Caddeden aşağı doğru indiğimizde dikdörtgen şeklinde çok geniş bir meydana ulaştık. Meydanın çevresi eski taş yapılarla çevrelenmişti. Bazı yapıların cepheleri ise heykellerle süslenmişti. Bu yapıların içinde en çok ilgimi çekense önündeki bayraklara bakılırsa resmi bir yer olduğu izlenimi veren bir binaydı. Bu binanın oldukça yükseklik bir saat kulesi bulunuyordu aralara da küçük heykeller serpiştirilmişti.

Birbirine bitişik iki binanın arasındaki ufak bir tünel gibi görünen boşluktan geçip bu kez daha küçük bir meydana çıktık. Meydanın sağ tarafında otel ve mesken olarak kullanılan taş binalar yer alırken, sol tarafında önündeki kaldırıma masalar atılmış çok miktarda küçük kafe yer alıyordu. Hıncahınç dolu bu kafelerde tüketilen içki ise tahmin edeceğiniz gibi yüzlerce çeşidi olan Belçika birasıydı. Rehberimizin kafe müşterileri ile yaptığı küçük bir röportaj sonucunda bu çok çeşitli biraların farklı bardaklarda servis edildiğini öğrendik.
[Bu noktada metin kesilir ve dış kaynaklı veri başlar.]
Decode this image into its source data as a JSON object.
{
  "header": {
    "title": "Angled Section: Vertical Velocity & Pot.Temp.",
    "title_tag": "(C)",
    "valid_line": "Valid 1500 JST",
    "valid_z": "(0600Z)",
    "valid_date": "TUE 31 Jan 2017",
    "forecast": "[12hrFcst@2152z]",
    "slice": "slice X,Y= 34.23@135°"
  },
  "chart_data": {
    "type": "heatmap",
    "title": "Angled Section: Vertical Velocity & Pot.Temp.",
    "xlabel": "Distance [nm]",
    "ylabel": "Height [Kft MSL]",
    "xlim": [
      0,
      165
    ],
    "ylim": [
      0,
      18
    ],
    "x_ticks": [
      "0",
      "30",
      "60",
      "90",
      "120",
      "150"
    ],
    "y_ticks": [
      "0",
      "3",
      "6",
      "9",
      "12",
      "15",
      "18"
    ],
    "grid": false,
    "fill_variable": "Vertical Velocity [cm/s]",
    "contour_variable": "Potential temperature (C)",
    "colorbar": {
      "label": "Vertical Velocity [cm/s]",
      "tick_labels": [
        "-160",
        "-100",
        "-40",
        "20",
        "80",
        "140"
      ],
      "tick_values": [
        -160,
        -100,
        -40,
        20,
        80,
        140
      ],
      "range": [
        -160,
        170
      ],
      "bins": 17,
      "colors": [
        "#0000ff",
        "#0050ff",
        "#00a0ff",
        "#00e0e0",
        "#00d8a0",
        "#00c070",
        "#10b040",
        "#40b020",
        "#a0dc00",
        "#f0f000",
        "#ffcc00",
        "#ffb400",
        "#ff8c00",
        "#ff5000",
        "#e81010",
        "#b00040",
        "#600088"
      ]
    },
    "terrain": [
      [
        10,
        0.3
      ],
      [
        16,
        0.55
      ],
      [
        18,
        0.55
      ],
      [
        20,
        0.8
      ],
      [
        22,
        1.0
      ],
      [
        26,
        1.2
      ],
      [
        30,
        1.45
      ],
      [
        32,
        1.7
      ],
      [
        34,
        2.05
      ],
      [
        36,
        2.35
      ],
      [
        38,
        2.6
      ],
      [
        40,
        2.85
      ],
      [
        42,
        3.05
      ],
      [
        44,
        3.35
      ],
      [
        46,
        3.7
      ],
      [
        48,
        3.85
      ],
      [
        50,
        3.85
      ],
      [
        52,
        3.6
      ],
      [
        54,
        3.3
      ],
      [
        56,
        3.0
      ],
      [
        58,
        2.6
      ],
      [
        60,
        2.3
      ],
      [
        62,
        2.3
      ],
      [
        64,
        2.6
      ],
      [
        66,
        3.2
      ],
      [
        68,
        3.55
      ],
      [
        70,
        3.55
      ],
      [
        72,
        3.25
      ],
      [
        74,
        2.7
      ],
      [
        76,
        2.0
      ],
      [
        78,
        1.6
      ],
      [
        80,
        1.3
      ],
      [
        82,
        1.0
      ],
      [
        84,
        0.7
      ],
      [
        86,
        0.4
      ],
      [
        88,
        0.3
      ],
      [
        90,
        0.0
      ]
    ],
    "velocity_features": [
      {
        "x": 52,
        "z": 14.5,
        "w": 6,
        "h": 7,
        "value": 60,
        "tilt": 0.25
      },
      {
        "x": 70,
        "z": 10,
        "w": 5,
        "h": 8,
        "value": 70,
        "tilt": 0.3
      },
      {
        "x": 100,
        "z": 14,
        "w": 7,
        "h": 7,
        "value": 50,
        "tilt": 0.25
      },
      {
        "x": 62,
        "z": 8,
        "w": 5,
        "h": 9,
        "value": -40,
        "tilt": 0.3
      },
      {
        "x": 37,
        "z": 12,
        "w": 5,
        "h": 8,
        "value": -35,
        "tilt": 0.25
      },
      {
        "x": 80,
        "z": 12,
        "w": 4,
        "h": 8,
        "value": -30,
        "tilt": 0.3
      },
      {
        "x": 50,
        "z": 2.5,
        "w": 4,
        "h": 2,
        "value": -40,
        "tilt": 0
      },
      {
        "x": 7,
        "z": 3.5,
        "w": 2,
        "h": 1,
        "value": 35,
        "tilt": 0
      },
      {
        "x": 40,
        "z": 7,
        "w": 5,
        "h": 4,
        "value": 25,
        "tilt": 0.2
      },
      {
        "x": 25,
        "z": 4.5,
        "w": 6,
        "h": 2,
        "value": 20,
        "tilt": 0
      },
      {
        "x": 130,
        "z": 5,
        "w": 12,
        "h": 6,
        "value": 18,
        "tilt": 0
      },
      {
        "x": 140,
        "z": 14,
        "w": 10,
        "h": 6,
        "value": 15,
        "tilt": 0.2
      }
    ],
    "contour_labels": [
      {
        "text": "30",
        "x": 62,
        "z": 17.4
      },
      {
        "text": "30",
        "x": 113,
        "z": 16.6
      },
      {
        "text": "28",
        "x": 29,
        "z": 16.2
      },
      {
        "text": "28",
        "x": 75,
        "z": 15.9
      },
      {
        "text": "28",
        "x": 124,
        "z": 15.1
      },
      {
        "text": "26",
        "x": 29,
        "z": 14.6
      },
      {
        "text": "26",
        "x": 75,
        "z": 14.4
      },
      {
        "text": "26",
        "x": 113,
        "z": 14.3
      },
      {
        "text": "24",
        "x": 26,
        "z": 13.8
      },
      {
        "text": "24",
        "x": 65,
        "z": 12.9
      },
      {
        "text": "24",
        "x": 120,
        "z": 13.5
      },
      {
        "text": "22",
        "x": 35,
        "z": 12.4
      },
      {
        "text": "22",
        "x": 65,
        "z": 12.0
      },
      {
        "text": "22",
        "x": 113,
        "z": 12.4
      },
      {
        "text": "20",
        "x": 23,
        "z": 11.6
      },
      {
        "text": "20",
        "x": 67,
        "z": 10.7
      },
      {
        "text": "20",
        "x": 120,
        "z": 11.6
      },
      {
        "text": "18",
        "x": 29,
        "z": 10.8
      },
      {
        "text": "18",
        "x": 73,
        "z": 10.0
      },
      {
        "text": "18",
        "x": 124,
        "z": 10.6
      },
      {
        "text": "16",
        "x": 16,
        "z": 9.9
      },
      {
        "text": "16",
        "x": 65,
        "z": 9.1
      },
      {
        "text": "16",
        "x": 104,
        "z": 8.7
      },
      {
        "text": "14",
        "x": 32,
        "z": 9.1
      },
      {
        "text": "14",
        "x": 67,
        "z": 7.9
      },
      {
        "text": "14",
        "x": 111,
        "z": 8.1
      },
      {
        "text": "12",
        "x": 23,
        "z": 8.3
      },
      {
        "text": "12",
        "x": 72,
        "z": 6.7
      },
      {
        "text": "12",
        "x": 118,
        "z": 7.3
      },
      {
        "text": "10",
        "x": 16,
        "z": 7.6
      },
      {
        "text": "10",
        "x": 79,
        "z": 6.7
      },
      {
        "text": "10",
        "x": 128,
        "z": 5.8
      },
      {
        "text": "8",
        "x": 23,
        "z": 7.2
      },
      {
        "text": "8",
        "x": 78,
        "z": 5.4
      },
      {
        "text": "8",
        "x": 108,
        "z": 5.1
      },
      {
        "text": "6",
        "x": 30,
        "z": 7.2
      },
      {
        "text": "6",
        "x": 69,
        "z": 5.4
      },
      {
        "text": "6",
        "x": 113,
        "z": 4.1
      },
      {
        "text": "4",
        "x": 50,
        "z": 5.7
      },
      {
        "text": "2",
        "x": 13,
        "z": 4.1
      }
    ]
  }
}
Biraz daha aşağı inince bu kez önümüze girişte gördüğümüz nehir çıktı. Yemyeşil durgun bir su gibi görünen nehrin üzerinde yüzen bol miktarda kuğu dikkatimizi çekti. Dörtyüz, beşyüz yıllık geçmişlerine rağmen hala dimdik ayakta duran taş binaların arasında dolaşırken Belçika dondurmasının da tadına bakmayı ihmal etmedik. Motorlu araçların yanında bisiklet kullanımının yaygınlığı da dikkatimi çekti.

Daha sonra şehirden ayrılıp, otelimizin bulunduğu yeşillikler içindeki banliyöye ulaştık. Otelimize yerleşip, bir şeyler yedikten sonra küçük grubumuzla birlikte bulunduğumuz bölgeyi gezmek istedik. Henüz hava yeni kararmaya başlamasına rağmen sokaklar bomboştu. Lüks villaların yer aldığı sokaklarda çıt çıkmıyordu. Tek tük araç geçiyordu. Bölgenin tek marketi olduğu söylenen küçük dükkan gibi yer kapalıydı. Evlerin genellikle alt katlarındaki bir odadan zayıf bir ışık sızıyordu. İstanbul’da yaşayan biri olarak sessizlik ilk anda hoşuma gitse de, böyle bir yerde yaşamak istemeyeceğime karar verdim. Temiz geniş caddeleri , bakımlı bahçeler içindeki lüks evleri ile güzel ama ruhsuz bir yer izlenimi uyandırdı bende.